Suspicion of Price Manipulation Rocks WLFI and TRX Markets
Ryan Fang, Head of Growth at World Liberty Financial (WLFI), has raised alarms over possible price manipulation by large token holders, citing community reports on September 7, 2025.
While Fang stressed that no hard evidence currently confirms wrongdoing, he warned,
“We believe that some very large token holders may have manipulated the price, essentially to lock in profits… We emphasize that we are still exploring and discovering this. But the possibility … is certain … Some community members … believe that the scenario … may have occurred. That would be a huge systemic manipulation. We will investigate this, and it may have caused huge losses in the past few days. But again, there is no hard evidence for this information at present, but we believe that something has indeed occurred in the past few days.”
This revelation comes amid growing concerns over the vulnerabilities of centralised exchanges and heightened volatility in the WLFI and TRX markets.
Following Fang’s statements, WLFI froze several wallets linked to suspicious activity, intensifying scrutiny over token security and transparency.
272 Wallets Blacklisted Amid Investigation
WLFI confirmed that 272 wallets were blacklisted in response to reports of phishing attacks, confirmed compromises, and high-risk activity.
Of these, 215 addresses were targeted by hackers attempting to drain funds, while 50 wallets were blocked after users requested intervention.
Five additional wallets remain under review for exposure to potentially harmful activity, and one wallet is being investigated for suspected misappropriation of community funds.
The company stressed that routine trading or holding of tokens was never affected, and measures focused solely on protecting users and preventing malicious activity.
WLFI’s public update urged affected holders to contact official support channels to recover funds safely and avoid unverified links or messages.
High-Profile Backlash As Justin Sun’s Wallet Freezes
The situation escalated when Justin Sun claimed that his WLFI allocation was frozen following a $9 million transfer flagged on-chain.
Sun labelled the freeze as “unreasonable,” insisting his activity consisted only of “generic exchange deposit tests” and “address dispersion,” not sales.
Sun had previously invested $30 million in WLFI in 2024, later increasing his stake to $75 million, drawing attention to the stakes involved.
WLFI clarified that the blacklisting was preventive, stating,
“We do not seek to blacklist anyone.
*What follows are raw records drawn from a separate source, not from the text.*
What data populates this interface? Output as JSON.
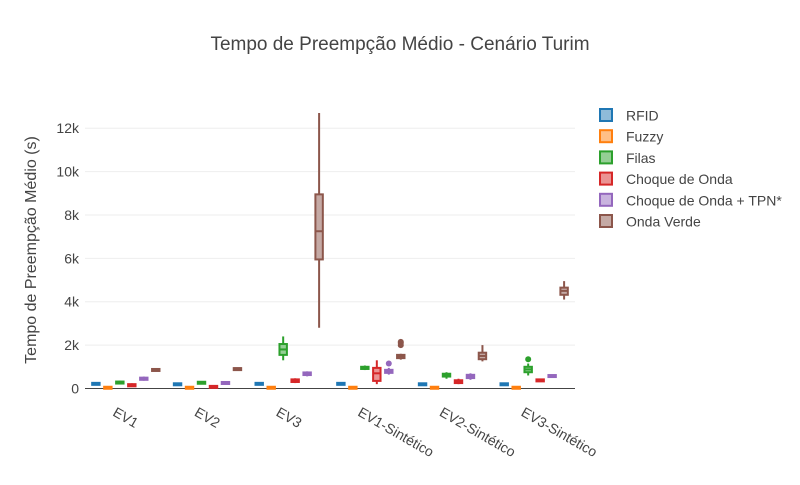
{
  "chart_data": {
    "type": "box",
    "title": "Tempo de Preempção Médio - Cenário Turim",
    "xlabel": "",
    "ylabel": "Tempo de Preempção Médio (s)",
    "categories": [
      "EV1",
      "EV2",
      "EV3",
      "EV1-Sintético",
      "EV2-Sintético",
      "EV3-Sintético"
    ],
    "ylim": [
      -300,
      13300
    ],
    "yticks": [
      0,
      2000,
      4000,
      6000,
      8000,
      10000,
      12000
    ],
    "ytick_labels": [
      "0",
      "2k",
      "4k",
      "6k",
      "8k",
      "10k",
      "12k"
    ],
    "grid": true,
    "legend_position": "top-right",
    "series": [
      {
        "name": "RFID",
        "color": "#1f77b4",
        "fill": "#8fbbd9",
        "boxes": [
          {
            "min": 240,
            "q1": 240,
            "median": 250,
            "q3": 260,
            "max": 260,
            "outliers": []
          },
          {
            "min": 220,
            "q1": 220,
            "median": 230,
            "q3": 240,
            "max": 240,
            "outliers": []
          },
          {
            "min": 240,
            "q1": 240,
            "median": 250,
            "q3": 260,
            "max": 260,
            "outliers": []
          },
          {
            "min": 240,
            "q1": 240,
            "median": 250,
            "q3": 260,
            "max": 260,
            "outliers": []
          },
          {
            "min": 220,
            "q1": 220,
            "median": 230,
            "q3": 240,
            "max": 240,
            "outliers": []
          },
          {
            "min": 220,
            "q1": 220,
            "median": 230,
            "q3": 240,
            "max": 240,
            "outliers": []
          }
        ]
      },
      {
        "name": "Fuzzy",
        "color": "#ff7f0e",
        "fill": "#ffbf86",
        "boxes": [
          {
            "min": 30,
            "q1": 40,
            "median": 60,
            "q3": 80,
            "max": 100,
            "outliers": []
          },
          {
            "min": 30,
            "q1": 40,
            "median": 60,
            "q3": 80,
            "max": 100,
            "outliers": []
          },
          {
            "min": 30,
            "q1": 40,
            "median": 60,
            "q3": 80,
            "max": 100,
            "outliers": []
          },
          {
            "min": 30,
            "q1": 40,
            "median": 60,
            "q3": 80,
            "max": 100,
            "outliers": []
          },
          {
            "min": 30,
            "q1": 40,
            "median": 60,
            "q3": 80,
            "max": 100,
            "outliers": []
          },
          {
            "min": 30,
            "q1": 40,
            "median": 60,
            "q3": 80,
            "max": 100,
            "outliers": []
          }
        ]
      },
      {
        "name": "Filas",
        "color": "#2ca02c",
        "fill": "#95cf95",
        "boxes": [
          {
            "min": 200,
            "q1": 240,
            "median": 280,
            "q3": 320,
            "max": 360,
            "outliers": []
          },
          {
            "min": 270,
            "q1": 280,
            "median": 300,
            "q3": 310,
            "max": 320,
            "outliers": []
          },
          {
            "min": 1300,
            "q1": 1550,
            "median": 1800,
            "q3": 2050,
            "max": 2400,
            "outliers": []
          },
          {
            "min": 850,
            "q1": 900,
            "median": 950,
            "q3": 1000,
            "max": 1060,
            "outliers": []
          },
          {
            "min": 450,
            "q1": 550,
            "median": 600,
            "q3": 680,
            "max": 750,
            "outliers": []
          },
          {
            "min": 600,
            "q1": 750,
            "median": 880,
            "q3": 1000,
            "max": 1150,
            "outliers": [
              1350
            ]
          }
        ]
      },
      {
        "name": "Choque de Onda",
        "color": "#d62728",
        "fill": "#eb9393",
        "boxes": [
          {
            "min": 80,
            "q1": 100,
            "median": 150,
            "q3": 200,
            "max": 240,
            "outliers": []
          },
          {
            "min": 90,
            "q1": 100,
            "median": 110,
            "q3": 120,
            "max": 130,
            "outliers": []
          },
          {
            "min": 250,
            "q1": 300,
            "median": 360,
            "q3": 420,
            "max": 470,
            "outliers": []
          },
          {
            "min": 200,
            "q1": 350,
            "median": 700,
            "q3": 950,
            "max": 1300,
            "outliers": []
          },
          {
            "min": 200,
            "q1": 250,
            "median": 300,
            "q3": 380,
            "max": 450,
            "outliers": []
          },
          {
            "min": 320,
            "q1": 350,
            "median": 390,
            "q3": 420,
            "max": 450,
            "outliers": []
          }
        ]
      },
      {
        "name": "Choque de Onda + TPN*",
        "color": "#9467bd",
        "fill": "#c9b3de",
        "boxes": [
          {
            "min": 360,
            "q1": 400,
            "median": 450,
            "q3": 500,
            "max": 550,
            "outliers": []
          },
          {
            "min": 260,
            "q1": 270,
            "median": 290,
            "q3": 300,
            "max": 310,
            "outliers": []
          },
          {
            "min": 560,
            "q1": 620,
            "median": 680,
            "q3": 740,
            "max": 790,
            "outliers": []
          },
          {
            "min": 640,
            "q1": 720,
            "median": 800,
            "q3": 860,
            "max": 950,
            "outliers": [
              1150
            ]
          },
          {
            "min": 400,
            "q1": 480,
            "median": 560,
            "q3": 630,
            "max": 700,
            "outliers": []
          },
          {
            "min": 550,
            "q1": 570,
            "median": 600,
            "q3": 620,
            "max": 640,
            "outliers": []
          }
        ]
      },
      {
        "name": "Onda Verde",
        "color": "#8c564b",
        "fill": "#c5aaa5",
        "boxes": [
          {
            "min": 840,
            "q1": 860,
            "median": 880,
            "q3": 900,
            "max": 920,
            "outliers": []
          },
          {
            "min": 910,
            "q1": 920,
            "median": 930,
            "q3": 940,
            "max": 950,
            "outliers": []
          },
          {
            "min": 2800,
            "q1": 5950,
            "median": 7250,
            "q3": 8950,
            "max": 12700,
            "outliers": []
          },
          {
            "min": 1330,
            "q1": 1400,
            "median": 1480,
            "q3": 1550,
            "max": 1600,
            "outliers": [
              2000,
              2100,
              2150
            ]
          },
          {
            "min": 1250,
            "q1": 1350,
            "median": 1500,
            "q3": 1650,
            "max": 2000,
            "outliers": []
          },
          {
            "min": 4100,
            "q1": 4320,
            "median": 4500,
            "q3": 4650,
            "max": 4950,
            "outliers": []
          }
        ]
      }
    ]
  }
}
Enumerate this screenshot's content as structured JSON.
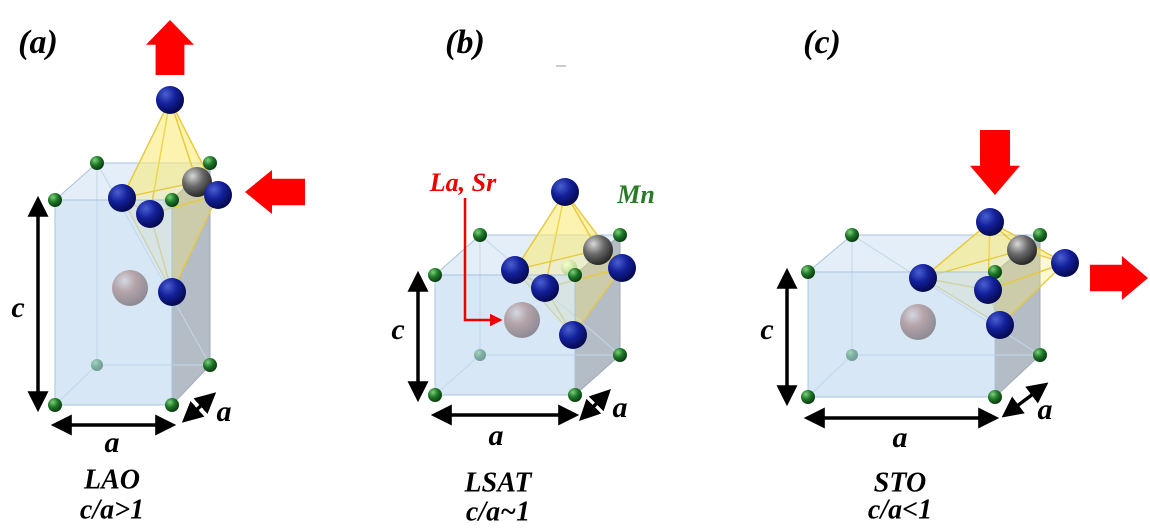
{
  "panels": [
    {
      "label": "(a)",
      "c_label": "c",
      "a_front": "a",
      "a_side": "a",
      "substrate": "LAO",
      "ratio": "c/a>1"
    },
    {
      "label": "(b)",
      "c_label": "c",
      "a_front": "a",
      "a_side": "a",
      "substrate": "LSAT",
      "ratio": "c/a~1"
    },
    {
      "label": "(c)",
      "c_label": "c",
      "a_front": "a",
      "a_side": "a",
      "substrate": "STO",
      "ratio": "c/a<1"
    }
  ],
  "annotations": {
    "a_site": "La, Sr",
    "b_site": "Mn"
  }
}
We respond when alerted to malicious or high-risk activity that could harm community members. User safety > everything.”
Security Experts Weigh In On Compliance Measures
WLFI’s pseudonymous security advisor, Ogle, who has helped recover over $400 million from previous blockchain hacks, outlined the rationale behind tougher wallet screenings.
He said,
“There are certain people who use wallets that are sending a bunch of money through Tornado Cash, or interacting with sanctioned [entities]. You can’t expect a project associated with the President of the United States of America is going to be doing that.”
Ogle clarified that he was not involved in the blacklisting process itself.
Meanwhile, critics including developer Bruno Skvorc claimed that compliance tools mislabel addresses as “high risk,” citing past Tornado Cash interactions and links to sanctioned platforms.
On-chain investigator ZachXBT warned that automated compliance systems often produce false positives due to complex transaction histories.
Community Response Remains Tense
The WLFI community has been vocal on platforms like Discord and Telegram, calling for transparency and clarity.
While the investigation continues, the situation highlights the tension between centralised compliance measures and the ideals of decentralised finance.
WLFI maintains that protecting users and mitigating potential threats is the priority, even as debates over fairness and control continue to surface.